Lo sport mi ha dato tanto. Ho capito che la sconfitta non è solo quando perdi una partita. Anche quando non faccio bene il mio lavoro in una partita vittoriosa io mi sento sconfitta. Devo ancora imparare ad accettare l’errore. La palla che scotta che devo schiacciare per il punto decisivo è il motivo per cui sono lì. Le critiche mi hanno sempre accompagnato, alcune sono state costruttive, altre sono state dei macigni. Sta a noi dare il giusto peso. Come tutti ho dovuto affrontare tanti momenti brutti, ma porto nel cuore quelli belli. Sono stata accusata di vittimismo per aver mostrato le mie debolezze e paure.

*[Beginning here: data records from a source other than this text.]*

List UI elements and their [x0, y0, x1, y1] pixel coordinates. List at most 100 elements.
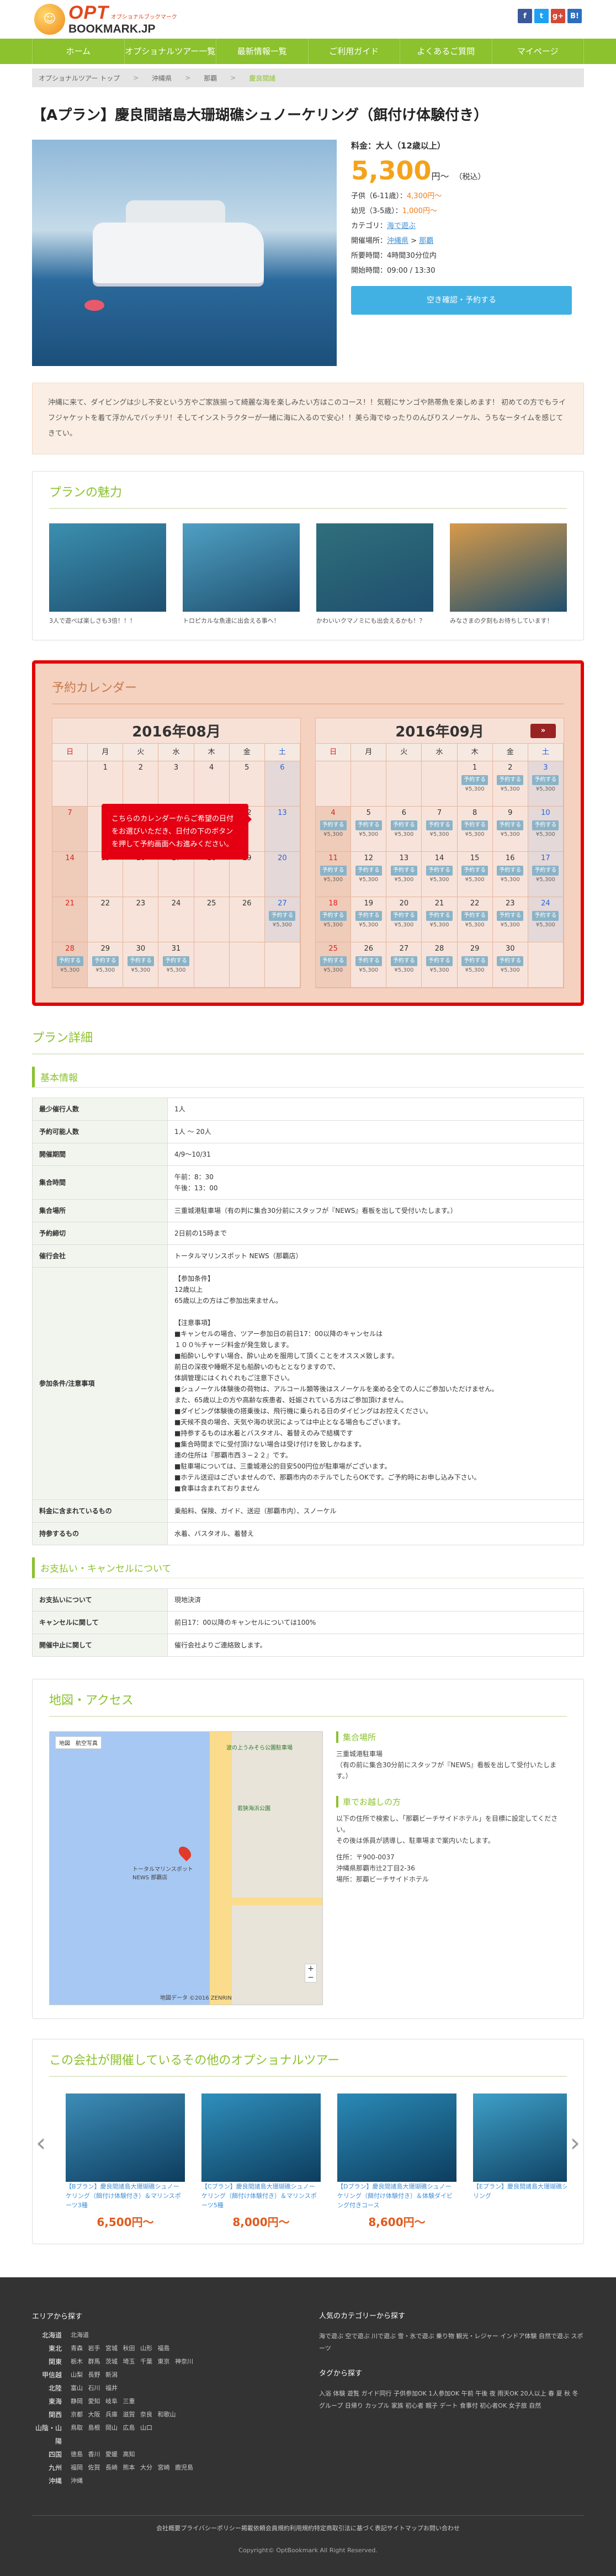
calendar-day-number: 3 — [173, 764, 179, 772]
other-tour-link[interactable]: 【Cプラン】慶良間諸島大珊瑚礁シュノーケリング（餌付け体験付き）＆マリンスポーツ… — [201, 2183, 317, 2209]
calendar-day-price: ¥5,300 — [429, 922, 449, 928]
calendar-reserve-button[interactable]: 予約する — [320, 820, 347, 830]
area-prefectures[interactable]: 鳥取 島根 岡山 広島 山口 — [71, 2421, 152, 2448]
calendar-day-number: 25 — [206, 899, 216, 908]
calendar-reserve-button[interactable]: 予約する — [532, 820, 559, 830]
nav-item-4[interactable]: よくあるご質問 — [400, 39, 492, 64]
breadcrumb-item-1[interactable]: 沖縄県 — [152, 73, 172, 83]
carousel-next-icon[interactable]: › — [570, 2128, 580, 2158]
other-tour-link[interactable]: 【Eプラン】慶良間諸島大珊瑚礁シュノーケリング — [473, 2183, 567, 2199]
footer-link-0[interactable]: 会社概要 — [156, 2525, 180, 2532]
calendar-day-price: ¥5,300 — [394, 877, 414, 883]
car-heading: 車でお越しの方 — [336, 1796, 567, 1808]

Amo l’Italia e la maglia azzurra è la più bella al mondo. Ho un profondo senso di responsabilità verso questo Paese. Ho spesso sbagliato appuntamenti importanti, sono più le finali che ho perso rispetto a quelle che ho vinto. Ma non mi sento una perdente. Così come non deve sentirsi un perdente chi prende il voto più basso a scuola, e nemmeno chi arriva ultimo a Sanremo. Era il 1983 quando Vasco Rossi arrivò in fondo alla classifica del Festival. Ma lui ci ha insegnato che è dalle sconfitte più brutte che nascono le vittorie più belle, ognuno a suo modo, ognuno diverso.